Johnathan Motley has helped Baylor rise from unranked in the preseason to No. 4 today. (Getty Images)
Johnathan Motley has helped Baylor rise from unranked in the preseason to No. 4 today. (Getty Images)

Having lost his leading scorer to the NBA, leading rebounder to the NFL and starting point guard to graduation, Baylor coach Scott Drew wasn’t sure how good his team would be this season.

Only after the Bears began stacking quality wins like pancakes the past few weeks did Drew gain confidence that this year’s team could be special.

“We felt good about our group, but some teams play better when the lights come on and some teams don’t play as well when the lights come on,” Drew said. “We’ve had a group that has showed great maturity when the lights have come on. Normally with a lot of newcomers and underclassmen, you get a lot more inconsistency, turnovers and bad plays. We haven’t had that, so I’ve been very pleased so far.”

Baylor is on pace to surpass the accomplishments of last year’s 22-win team despite the departures of Taurean Prince, Rico Gathers and Lester Medford. The unbeaten Bears (8-0) have climbed from unranked before the season to No. 4 in the latest AP poll by defeating five opponents in the top 50 of Ken Pomeroy’s ratings, an achievement no other team in the country has come close to matching.

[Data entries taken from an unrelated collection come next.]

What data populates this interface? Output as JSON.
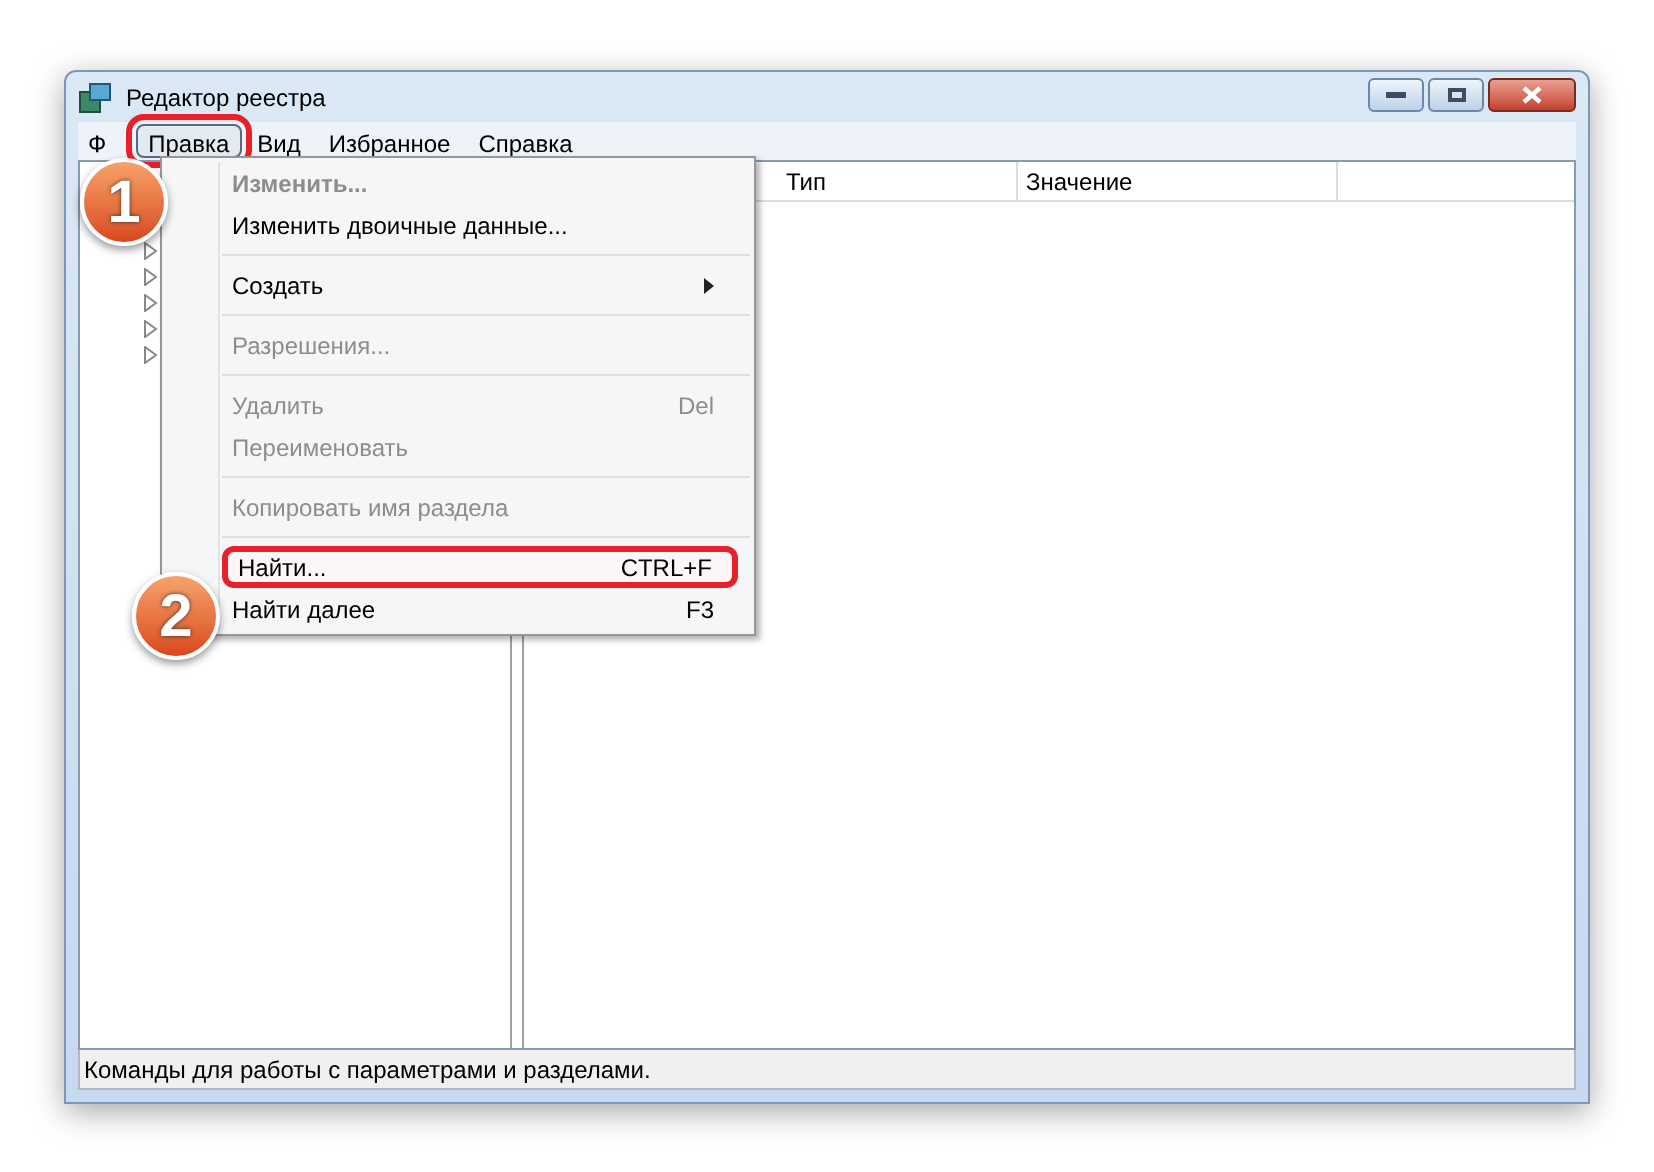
{
  "window": {
    "title": "Редактор реестра"
  },
  "menu_bar": [
    {
      "label": "Ф",
      "selected": false,
      "highlighted": false
    },
    {
      "label": "Правка",
      "selected": true,
      "highlighted": true
    },
    {
      "label": "Вид",
      "selected": false,
      "highlighted": false
    },
    {
      "label": "Избранное",
      "selected": false,
      "highlighted": false
    },
    {
      "label": "Справка",
      "selected": false,
      "highlighted": false
    }
  ],
  "tree": {
    "items": [
      {
        "expanded": false
      },
      {
        "expanded": false
      },
      {
        "expanded": false
      },
      {
        "expanded": false
      },
      {
        "expanded": false
      }
    ]
  },
  "list": {
    "columns": [
      "Тип",
      "Значение"
    ]
  },
  "dropdown_menu": [
    {
      "kind": "item",
      "label": "Изменить...",
      "disabled": true,
      "default": true,
      "submenu": false,
      "highlighted": false
    },
    {
      "kind": "item",
      "label": "Изменить двоичные данные...",
      "disabled": false,
      "default": false,
      "submenu": false,
      "highlighted": false
    },
    {
      "kind": "separator"
    },
    {
      "kind": "item",
      "label": "Создать",
      "disabled": false,
      "default": false,
      "submenu": true,
      "highlighted": false
    },
    {
      "kind": "separator"
    },
    {
      "kind": "item",
      "label": "Разрешения...",
      "disabled": true,
      "default": false,
      "submenu": false,
      "highlighted": false
    },
    {
      "kind": "separator"
    },
    {
      "kind": "item",
      "label": "Удалить",
      "shortcut": "Del",
      "disabled": true,
      "default": false,
      "submenu": false,
      "highlighted": false
    },
    {
      "kind": "item",
      "label": "Переименовать",
      "disabled": true,
      "default": false,
      "submenu": false,
      "highlighted": false
    },
    {
      "kind": "separator"
    },
    {
      "kind": "item",
      "label": "Копировать имя раздела",
      "disabled": true,
      "default": false,
      "submenu": false,
      "highlighted": false
    },
    {
      "kind": "separator"
    },
    {
      "kind": "item",
      "label": "Найти...",
      "shortcut": "CTRL+F",
      "disabled": false,
      "default": false,
      "submenu": false,
      "highlighted": true
    },
    {
      "kind": "item",
      "label": "Найти далее",
      "shortcut": "F3",
      "disabled": false,
      "default": false,
      "submenu": false,
      "highlighted": false
    }
  ],
  "callouts": [
    {
      "number": "1"
    },
    {
      "number": "2"
    }
  ],
  "status_bar": "Команды для работы с параметрами и разделами."
}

They pounded preseason top-five Oregon by 17 points in Waco on Nov. 15. They won the Battle 4 Atlantis Tournament just 10 days later with impressive victories over VCU, Michigan State and Louisville. And then on Saturday, they handled previously unbeaten Xavier 76-61 in the weekend’s only matchup of top 10 teams.

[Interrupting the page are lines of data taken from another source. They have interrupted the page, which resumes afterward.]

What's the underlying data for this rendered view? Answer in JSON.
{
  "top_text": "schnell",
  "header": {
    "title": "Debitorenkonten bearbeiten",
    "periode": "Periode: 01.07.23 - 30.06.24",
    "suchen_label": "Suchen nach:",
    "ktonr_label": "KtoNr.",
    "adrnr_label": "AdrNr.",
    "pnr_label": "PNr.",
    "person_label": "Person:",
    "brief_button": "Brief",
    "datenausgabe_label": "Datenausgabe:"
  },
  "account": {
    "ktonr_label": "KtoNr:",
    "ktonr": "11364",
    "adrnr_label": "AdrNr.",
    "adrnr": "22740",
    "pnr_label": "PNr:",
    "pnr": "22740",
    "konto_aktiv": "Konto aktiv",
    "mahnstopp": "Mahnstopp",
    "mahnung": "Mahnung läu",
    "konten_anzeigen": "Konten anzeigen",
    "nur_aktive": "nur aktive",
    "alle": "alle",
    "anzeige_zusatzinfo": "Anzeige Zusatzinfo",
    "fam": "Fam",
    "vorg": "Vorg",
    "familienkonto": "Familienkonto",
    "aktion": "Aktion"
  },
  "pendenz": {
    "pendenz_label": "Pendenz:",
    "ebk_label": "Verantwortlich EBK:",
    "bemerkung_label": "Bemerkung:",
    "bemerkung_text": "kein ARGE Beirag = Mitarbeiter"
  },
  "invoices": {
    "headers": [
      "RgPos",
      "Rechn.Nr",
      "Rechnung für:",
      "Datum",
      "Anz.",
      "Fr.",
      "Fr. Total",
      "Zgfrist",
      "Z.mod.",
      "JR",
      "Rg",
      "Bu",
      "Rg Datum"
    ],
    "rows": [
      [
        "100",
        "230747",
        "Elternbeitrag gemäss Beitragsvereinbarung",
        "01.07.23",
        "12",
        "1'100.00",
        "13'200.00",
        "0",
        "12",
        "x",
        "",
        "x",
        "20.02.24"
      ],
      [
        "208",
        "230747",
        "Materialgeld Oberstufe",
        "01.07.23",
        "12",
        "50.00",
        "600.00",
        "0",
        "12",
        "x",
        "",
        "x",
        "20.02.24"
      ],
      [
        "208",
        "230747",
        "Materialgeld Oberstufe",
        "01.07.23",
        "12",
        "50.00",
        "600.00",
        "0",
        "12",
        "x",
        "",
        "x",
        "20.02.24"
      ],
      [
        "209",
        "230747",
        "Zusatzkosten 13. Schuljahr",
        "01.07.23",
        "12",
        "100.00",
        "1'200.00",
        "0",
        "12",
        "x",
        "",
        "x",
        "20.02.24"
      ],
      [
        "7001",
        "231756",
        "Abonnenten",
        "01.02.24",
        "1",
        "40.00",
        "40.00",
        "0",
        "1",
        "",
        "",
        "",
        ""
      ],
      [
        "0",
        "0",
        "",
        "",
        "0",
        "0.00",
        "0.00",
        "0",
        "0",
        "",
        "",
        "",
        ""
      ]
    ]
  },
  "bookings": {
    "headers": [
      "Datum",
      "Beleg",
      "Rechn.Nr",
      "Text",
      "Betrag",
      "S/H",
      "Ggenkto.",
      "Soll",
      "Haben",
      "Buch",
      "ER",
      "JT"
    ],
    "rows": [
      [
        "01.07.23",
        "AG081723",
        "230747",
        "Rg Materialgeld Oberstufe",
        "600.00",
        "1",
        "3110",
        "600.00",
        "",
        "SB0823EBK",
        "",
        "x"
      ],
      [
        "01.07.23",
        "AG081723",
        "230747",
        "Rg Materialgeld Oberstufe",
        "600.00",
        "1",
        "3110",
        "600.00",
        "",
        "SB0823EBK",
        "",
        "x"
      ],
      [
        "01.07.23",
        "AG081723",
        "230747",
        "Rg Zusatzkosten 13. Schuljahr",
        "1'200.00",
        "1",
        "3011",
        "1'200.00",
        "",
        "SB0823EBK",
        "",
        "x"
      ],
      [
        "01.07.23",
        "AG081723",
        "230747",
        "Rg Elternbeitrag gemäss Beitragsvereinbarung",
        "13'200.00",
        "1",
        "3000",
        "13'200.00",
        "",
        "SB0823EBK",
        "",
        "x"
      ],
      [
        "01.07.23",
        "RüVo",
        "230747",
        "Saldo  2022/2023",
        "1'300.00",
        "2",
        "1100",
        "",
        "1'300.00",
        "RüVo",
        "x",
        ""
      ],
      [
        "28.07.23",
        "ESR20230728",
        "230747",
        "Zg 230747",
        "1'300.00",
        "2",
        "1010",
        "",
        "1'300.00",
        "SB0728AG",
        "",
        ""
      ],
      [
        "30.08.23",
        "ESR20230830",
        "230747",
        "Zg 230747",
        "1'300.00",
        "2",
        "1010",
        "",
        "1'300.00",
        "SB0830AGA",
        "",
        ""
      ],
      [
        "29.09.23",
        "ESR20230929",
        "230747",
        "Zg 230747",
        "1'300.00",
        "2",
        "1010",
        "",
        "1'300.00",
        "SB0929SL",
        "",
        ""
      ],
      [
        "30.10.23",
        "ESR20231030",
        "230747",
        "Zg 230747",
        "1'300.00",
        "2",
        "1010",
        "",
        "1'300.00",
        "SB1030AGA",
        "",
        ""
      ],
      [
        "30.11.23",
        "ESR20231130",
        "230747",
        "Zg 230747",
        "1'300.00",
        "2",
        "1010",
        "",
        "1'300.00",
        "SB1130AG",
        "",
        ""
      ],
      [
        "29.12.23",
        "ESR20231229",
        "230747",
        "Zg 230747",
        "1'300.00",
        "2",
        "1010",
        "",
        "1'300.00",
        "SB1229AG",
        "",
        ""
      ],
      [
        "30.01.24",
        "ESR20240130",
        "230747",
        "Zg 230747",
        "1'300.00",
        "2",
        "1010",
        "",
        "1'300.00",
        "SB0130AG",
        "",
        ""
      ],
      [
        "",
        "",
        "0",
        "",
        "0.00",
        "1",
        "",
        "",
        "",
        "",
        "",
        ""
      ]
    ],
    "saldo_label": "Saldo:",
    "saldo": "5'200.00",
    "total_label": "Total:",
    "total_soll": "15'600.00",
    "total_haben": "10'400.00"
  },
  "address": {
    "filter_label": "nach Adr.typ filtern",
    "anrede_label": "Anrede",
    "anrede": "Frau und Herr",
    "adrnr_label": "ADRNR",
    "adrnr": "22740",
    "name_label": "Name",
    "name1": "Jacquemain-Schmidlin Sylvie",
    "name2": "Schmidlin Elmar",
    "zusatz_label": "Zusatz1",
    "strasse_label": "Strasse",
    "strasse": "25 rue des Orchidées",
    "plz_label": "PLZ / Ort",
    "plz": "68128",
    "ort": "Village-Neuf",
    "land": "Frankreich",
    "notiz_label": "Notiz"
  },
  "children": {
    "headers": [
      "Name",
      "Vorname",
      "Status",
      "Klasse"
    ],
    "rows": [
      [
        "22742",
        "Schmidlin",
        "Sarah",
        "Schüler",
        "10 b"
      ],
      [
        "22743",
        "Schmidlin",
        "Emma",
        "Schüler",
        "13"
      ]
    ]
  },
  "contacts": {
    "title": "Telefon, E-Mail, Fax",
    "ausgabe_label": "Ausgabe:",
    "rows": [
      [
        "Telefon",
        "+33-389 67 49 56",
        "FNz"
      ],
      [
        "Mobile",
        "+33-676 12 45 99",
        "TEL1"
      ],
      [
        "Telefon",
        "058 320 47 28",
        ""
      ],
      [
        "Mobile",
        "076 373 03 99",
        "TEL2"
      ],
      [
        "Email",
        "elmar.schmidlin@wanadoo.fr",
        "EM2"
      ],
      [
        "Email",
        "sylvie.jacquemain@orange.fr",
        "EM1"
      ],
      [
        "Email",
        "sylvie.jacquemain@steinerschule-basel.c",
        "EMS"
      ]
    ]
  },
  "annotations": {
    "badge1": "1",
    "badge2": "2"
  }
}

“When you lose a lottery pick in Taurean Prince, you lose a senior point guard Lester Medford and you lose the school’s all-time leading rebounder in Rico Gathers, that means you have a lot of unproven pieces,” Drew said. “Our guys deserve all the credit for how they’ve responded. They’ve practiced well and played well in games.”

Whereas Drew landed at least one McDonald’s All-American in his 2010, 2011 and 2012 recruiting classes, he has won more recently by developing less heralded prospects. There’s not a single Rivals top 50 prospect on Baylor’s current roster. Most of the Bears’ best players are guys who went unnoticed by the nation’s elite programs.

Junior forward Johnathan Motley, Baylor’s leading scorer and rebounder this season, was best known as an AAU teammate of the highly touted Harrison twins when he chose the Bears over Clemson, SMU and Houston early in his senior year of high school. Junior point guard Manu Lecomte, the Bears’ second leading scorer and starting point guard, is a Belgium native thought of primarily as a spot-up shooter when he transferred from Miami two years ago. Seven-foot senior Jo Lual-Acuil, the nation’s second leading shot blocker, is a junior college transfer who chose the Bears over LSU.

The formula for Baylor’s success has changed a bit this year even though the Bears still favor a traditional two big man lineup, still play at a glacial pace and still rely heavily on zone defense.

No longer is bludgeoning opposing teams on the offensive glass the backbone of their offense. They make up for slippage in that area by taking better care of the ball, scoring efficiently at the rim and getting to the foul line more frequently.

Baylor’s most potent weapon is Motley, an athletic, powerfully built forward who has performed with the consistency he lacked in previous years. Motley is averaging 16.3 points and 8.1 rebounds, signs he is becoming more comfortable in a go-to role after years of deferring to Gathers and Prince at Baylor and to the Harrisons and Wesley Iwundu on his star-studded AAU team.

“He’s always been a really good player, but he was just inconsistent,” Drew said. “He had a talented team around him in AAU, so he didn’t have to be a consistent scorer. He didn’t have to perform night in, night out. When he had good games here, then people would key on him a little bit. He had to learn how to handle double teams and to learn how to be a marked man.”

Lecomte’s transition from shooting guard to point guard has also been key for Baylor. Not only is the 5-foot-11 Miami transfer averaging 13.9 points per game and hitting 39.5 percent of his 3-pointers, he’s also attacking opposing defenses off the bounce, making good decisions with the ball in his hands and tallying nearly three times as many assists as turnovers.

Maybe the most unexpected difference maker for Baylor has been Lual-Acuil, who sat out last season due to a heart issue but has since been cleared by doctors.

Lual-Acuil’s presence as the anchor of Baylor’s trademark zone is the biggest reason the Bears so far have a top 15 defense for the first time in Drew’s tenure. In addition to averaging 4.4 blocks per game, Lual-Acuil allows the Bears’ perimeter players to trap more often and to contest shooters more aggressively because they have an elite rim protector lurking in the paint.

“He gives us that presence inside that he erases mistakes,” Drew said. “Whenever you have somebody getting as many blocks and altered shots as he does, that really improves your defense.”

Baylor’s early success has raised some high-stakes questions. Can the Bears remain a top 10 team all season? Can they threaten Kansas’ 12-year reign atop the Big 12?

Drew isn’t making any promises, nor is he putting any limits on what this team can achieve.

“We can accomplish everything we’ve set out to accomplish,” Drew said. “At the same time we might not win another game too. We’ve just got to stick with the recipe that’s allowed us to be successful up until this point.”